Еще весной, находясь в Ташкенте, я побывал по повестке в военкомате, где мне сообщили, что нынешним летом на основании закона о всеобщей воинской обязанности я буду призван на службу как офицер-двухгодичник. Я все же предупредил военкома, что летом, скорее всего, буду находиться на дальнем объекте. На что он бодро ответил, что волноваться не нужно. Как только придет приказ, военкомат свяжется с руководством моей конторы и под личную ответственность начальника обяжет отозвать меня в кратчайшие сроки, хотя бы даже я находился у черта на куличках. («У черта на куличках» – это военком подметил точно!).
И всё же при всем своем желании составить компанию Вале я не мог.
Следовало передать бригадиру бумаги, ввести его в курс дела по части заполнения бланков…
Но главное, мне было стыдно бросать своих мужиков в этой Тмутаракани с поспешностью, недостойной инженера.
Нет уж, выдержу характер, проведу на трассе рабочий день до конца!
Вале я ответил, что ждать меня не надо.
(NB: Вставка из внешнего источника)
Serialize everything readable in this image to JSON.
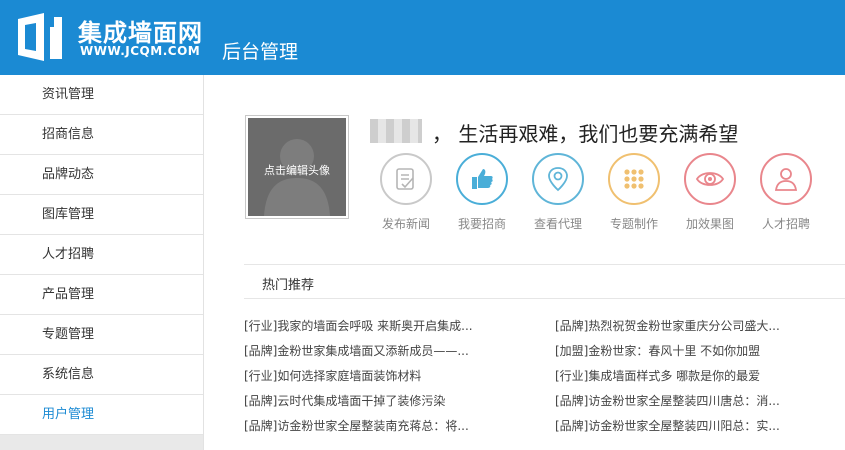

А начальству, мол, можно передать, что в Тахиаташ я выеду вечером, на нашей бригадной машине, а в Ташкент улечу завтра утром.
Собирая позднее в вагончике свою сумку, я выглянул в окошко и увидел «начальника станции», который привычно наводил порядок в своем маленьком хозяйстве.
Эх, не стоило мне откладывать разговор с ним «на потом»!
Вот так всегда бывает: думаешь, я это еще успею, но жизнь распоряжается по-своему.
Впрочем, начиналась новая глава моей жизни, и мысли мои витали уже далеко.
Прощай, старик! Теперь, увы, не потолкуем по душам, а жаль!
Сгущались сумерки, когда мы с бывалым водителем Джурой Ашуровым отправились в путь через Устюрт. Плато припасло мне на прощание сюрприз. Мы с Джурой заблудились, затем полночи колесили по таинственным безжизненным холмам, да еще угодили прямо-таки в мистическое приключение.
Но это уже совсем другая история, да и рассказывать о ней надо отдельно…
В Каракалпакии мне довелось побывать еще раз, уже после службы в армии.
В период этой новой командировки я строил трассы электропередач в обжитой зеленой зоне, в столичном городе Нукусе, вдали от заповедного Устюрта.